La primera editorial

Tiene usted en sus manos el primer número de “EL MUNDO”, el diario veracruzano que nace modestamente y sin ruido como hemos querido que aparezca. Toda verdadera obra que se quiere grande nace así. Estos son los cimientos del diario que nuestra región merece y necesita.
Sin falsa modestia, veremos que su aparición será un acontecimiento, sobre todo en el aspecto cultural, queremos que este diario sea diferente de los ensayos que nuestra región ha visto proliferar y morir, algunos por razones económicas, otros por el justo castigo que la opinión pública ha inflingido a quienes ignoran lo que es el periodismo.
El falso periodista parte de una concepción pesimista del mundo. Sin darse cuenta completamente, empieza por menospreciar a su público y se dirige a sus lectores ofreciéndoles el “pan y el circo” de la antigua Roma.
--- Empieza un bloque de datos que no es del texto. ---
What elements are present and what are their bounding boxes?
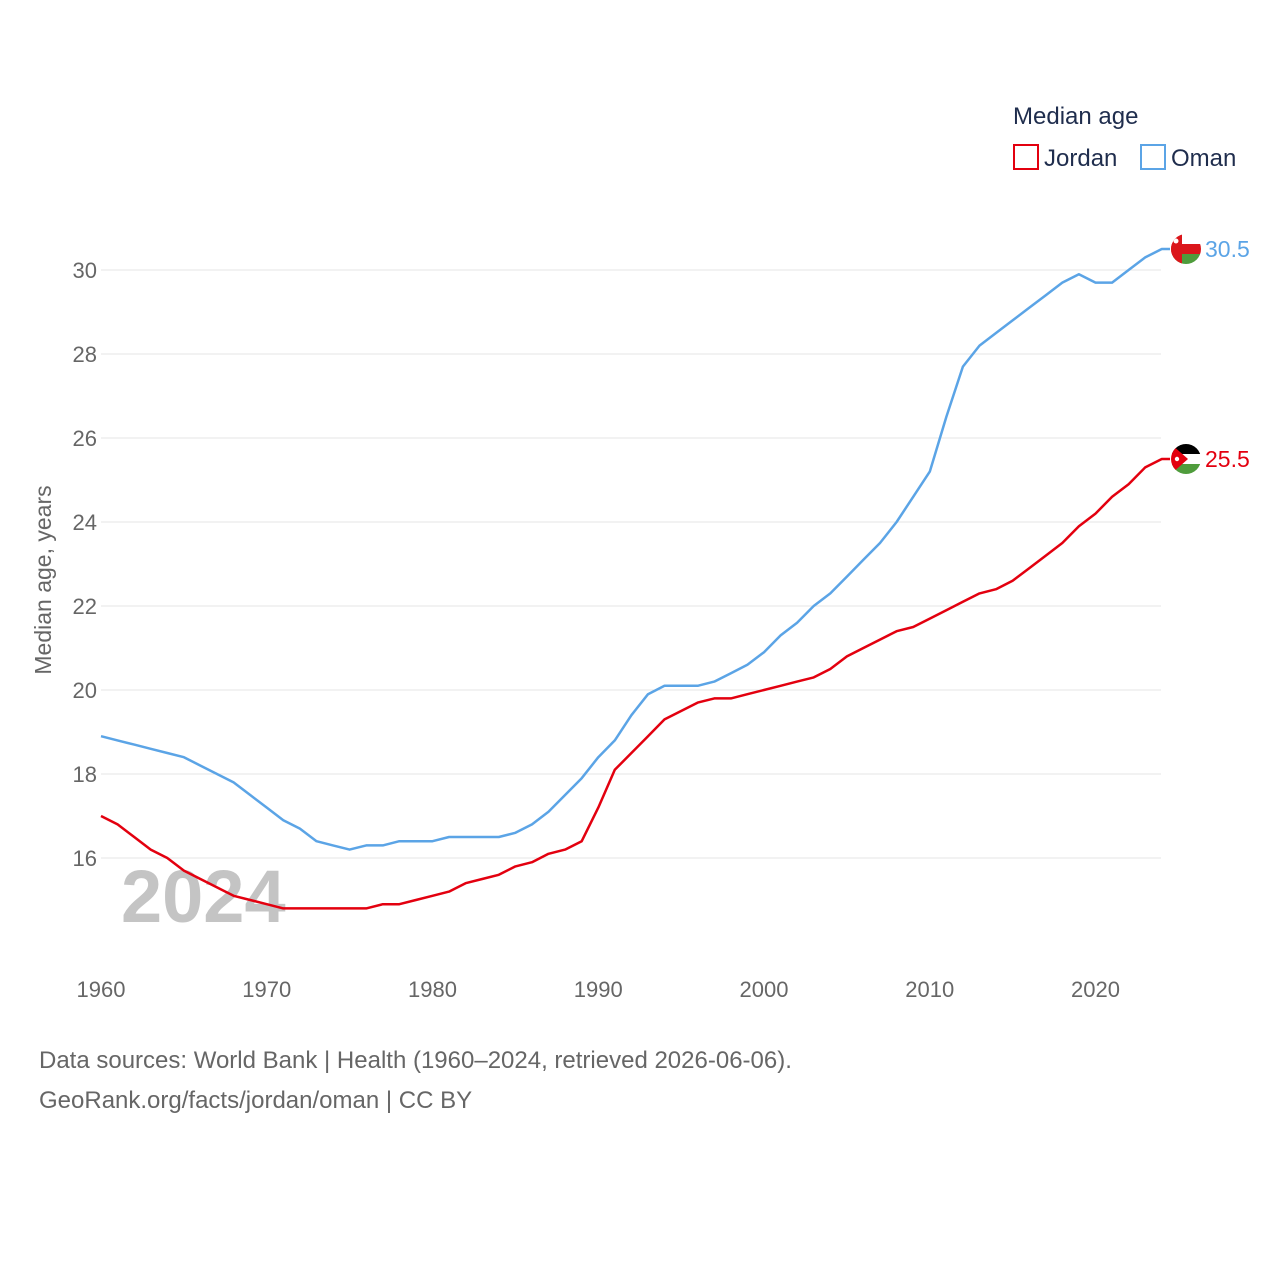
x-axis-ticks: 1960 1970 1980 1990 2000 2010 2020 <box>77 977 1120 1002</box>
x-tick-label-1990: 1990 <box>574 977 623 1002</box>
legend-swatch-jordan <box>1013 144 1039 170</box>
y-tick-label-24: 24 <box>73 510 97 535</box>
legend-title: Median age <box>1013 103 1138 130</box>
legend-item-jordan[interactable]: Jordan <box>1013 144 1117 172</box>
x-tick-label-1960: 1960 <box>77 977 126 1002</box>
y-tick-label-28: 28 <box>73 342 97 367</box>
jordan-flag-icon <box>1171 444 1201 474</box>
series-lines <box>100 247 1170 910</box>
grid-lines <box>101 269 1161 859</box>
legend-item-oman[interactable]: Oman <box>1140 144 1236 172</box>
y-tick-label-26: 26 <box>73 426 97 451</box>
x-tick-label-2000: 2000 <box>740 977 789 1002</box>
end-value-oman: 30.5 <box>1205 236 1250 262</box>
x-tick-label-2010: 2010 <box>905 977 954 1002</box>
legend-label-oman: Oman <box>1171 145 1236 172</box>
y-axis-ticks: 16 18 20 22 24 26 28 30 <box>73 258 97 871</box>
legend-swatch-oman <box>1140 144 1166 170</box>
series-end-markers: 30.5 25.5 <box>1171 234 1250 474</box>
y-tick-label-20: 20 <box>73 678 97 703</box>
oman-flag-icon <box>1171 234 1201 264</box>
series-line-oman[interactable] <box>100 247 1170 851</box>
y-axis-title: Median age, years <box>30 485 56 674</box>
legend-label-jordan: Jordan <box>1044 145 1117 172</box>
data-source-line: Data sources: World Bank | Health (1960–… <box>39 1047 792 1074</box>
x-tick-label-1980: 1980 <box>408 977 457 1002</box>
y-tick-label-18: 18 <box>73 762 97 787</box>
x-tick-label-1970: 1970 <box>242 977 291 1002</box>
year-watermark: 2024 <box>121 855 286 938</box>
series-line-jordan[interactable] <box>100 457 1170 910</box>
y-tick-label-30: 30 <box>73 258 97 283</box>
x-tick-label-2020: 2020 <box>1071 977 1120 1002</box>
y-tick-label-22: 22 <box>73 594 97 619</box>
y-tick-label-16: 16 <box>73 846 97 871</box>
legend: Median age Jordan Oman <box>1013 103 1236 172</box>
source-url-line[interactable]: GeoRank.org/facts/jordan/oman | CC BY <box>39 1087 472 1114</box>
end-value-jordan: 25.5 <box>1205 446 1250 472</box>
La noticia roja, el detalle macabro hacen las veces de la pitanza que los emperadores ofrecían a la multitud.
Se trata de contentar a los más bajos instintos del hombre. El periodismo se convierte así en el instrumento más eficaz para embrutecer al pueblo.
¿Es periodismo esa venta presurosa de una mercancía fácilmente adquirida en corrillos y puesto de policía de la que hay que deshacerse rápidamente porque está en vías de descomposición?
Nosotros vamos a partir de un punto de vista diferente. Creemos que el hombre, cualquier hombre, tiene una dignidad que el periodista tiene el deber de respetar. El periódico es un instrumento para poner en relación lo más valioso de la naturaleza del hombre y no lo más bajo que hay en él. La noticia, en vez de despertar una curiosidad malsana tiene un propósito más elevado. Hacer saber lo que otros no saben. El periodismo es pues, debe ser, un vehículo para extender la cultura.
¿Que esto es un sueño idealista?…
La respuesta está en manos de usted, amigo lector.